„Eine kleine Überraschung?“
Als Kind habe ich Überraschungen geliebt. Das kam gleich nach den Geschenken.
Leider hatten diese „Geschenke“ mit der Zeit ein wenig von ihrem Reiz verloren. Das lag unter anderem auch an Tante „Franzi“.
Sie hieß natürlich nicht nur „Franzi“, sondern eigentlich „Franziska“. Aber keiner nannte sie so, auch sie selbst nicht. Sie fühle sich nicht so alt, wenn wir sie mit ihrem Spitznamen rufen würden. Sie öffnete dabei jedes Mal ihre braun geschminkten Lippen und lachte uns Kindern laut ins Gesicht. Und sie hatte uns ALLE in Griff, nicht nur den jungen Nachwuchs. So traute sich keiner, dieser „Order“ zu widersprechen.

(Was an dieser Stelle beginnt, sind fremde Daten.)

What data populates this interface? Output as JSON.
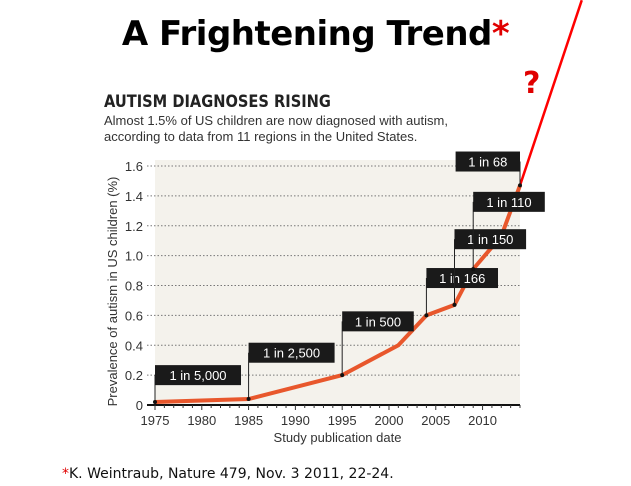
{
  "slide": {
    "title": "A Frightening Trend",
    "title_marker": "*",
    "question_mark": "?",
    "footnote_marker": "*",
    "footnote": "K. Weintraub, Nature 479, Nov. 3 2011, 22-24."
  },
  "colors": {
    "line": "#e8572c",
    "extrapolation": "#ff0000",
    "plot_bg": "#f4f2ec",
    "label_bg": "#1a1a1a",
    "accent": "#e00000"
  },
  "chart_data": {
    "type": "line",
    "title": "AUTISM DIAGNOSES RISING",
    "subtitle_lines": [
      "Almost 1.5% of US children are now diagnosed with autism,",
      "according to data from 11 regions in the United States."
    ],
    "xlabel": "Study publication date",
    "ylabel": "Prevalence of autism in US children (%)",
    "xlim": [
      1975,
      2014
    ],
    "ylim": [
      0,
      1.6
    ],
    "xticks": [
      1975,
      1980,
      1985,
      1990,
      1995,
      2000,
      2005,
      2010
    ],
    "yticks": [
      0,
      0.2,
      0.4,
      0.6,
      0.8,
      1.0,
      1.2,
      1.4,
      1.6
    ],
    "ytick_labels": [
      "0",
      "0.2",
      "0.4",
      "0.6",
      "0.8",
      "1.0",
      "1.2",
      "1.4",
      "1.6"
    ],
    "grid": "horizontal-dotted",
    "series": [
      {
        "name": "Prevalence",
        "x": [
          1975,
          1985,
          1995,
          2001,
          2004,
          2007,
          2009,
          2012,
          2014
        ],
        "y": [
          0.02,
          0.04,
          0.2,
          0.4,
          0.6,
          0.67,
          0.91,
          1.13,
          1.47
        ]
      }
    ],
    "annotations": [
      {
        "x": 1975,
        "y": 0.02,
        "text": "1 in 5,000",
        "label_y": 0.2
      },
      {
        "x": 1985,
        "y": 0.04,
        "text": "1 in 2,500",
        "label_y": 0.35
      },
      {
        "x": 1995,
        "y": 0.2,
        "text": "1 in 500",
        "label_y": 0.56
      },
      {
        "x": 2004,
        "y": 0.6,
        "text": "1 in 166",
        "label_y": 0.85
      },
      {
        "x": 2007,
        "y": 0.67,
        "text": "1 in 150",
        "label_y": 1.11
      },
      {
        "x": 2009,
        "y": 0.91,
        "text": "1 in 110",
        "label_y": 1.36
      },
      {
        "x": 2014,
        "y": 1.47,
        "text": "1 in 68",
        "label_y": 1.63
      }
    ],
    "extrapolation": {
      "from_x": 2014,
      "from_y": 1.47,
      "to_x": 2020.6,
      "to_y": 2.71,
      "label": "?"
    }
  }
}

Ich bin in einem kleinen Ort aufgewachsen. Natürlich gab es dort auch eine kleine Bäckerei. Der Laden befand sich in einem Erdgeschoss eines zweistöckigen Hauses. In einem der Wohnungen oberhalb lebte ein kleiner, dicker, rotzfrecher Lümmel. Ich mochte ihn nicht, da er mich immer ärgerte. Meine Mutter schickte mich samstags immer zum Brot holen und oft stand dieser Kerl da oben und rief „Spargel- Jane“ zu mir runter. Manchmal spuckte er auch noch aus dem Fenster.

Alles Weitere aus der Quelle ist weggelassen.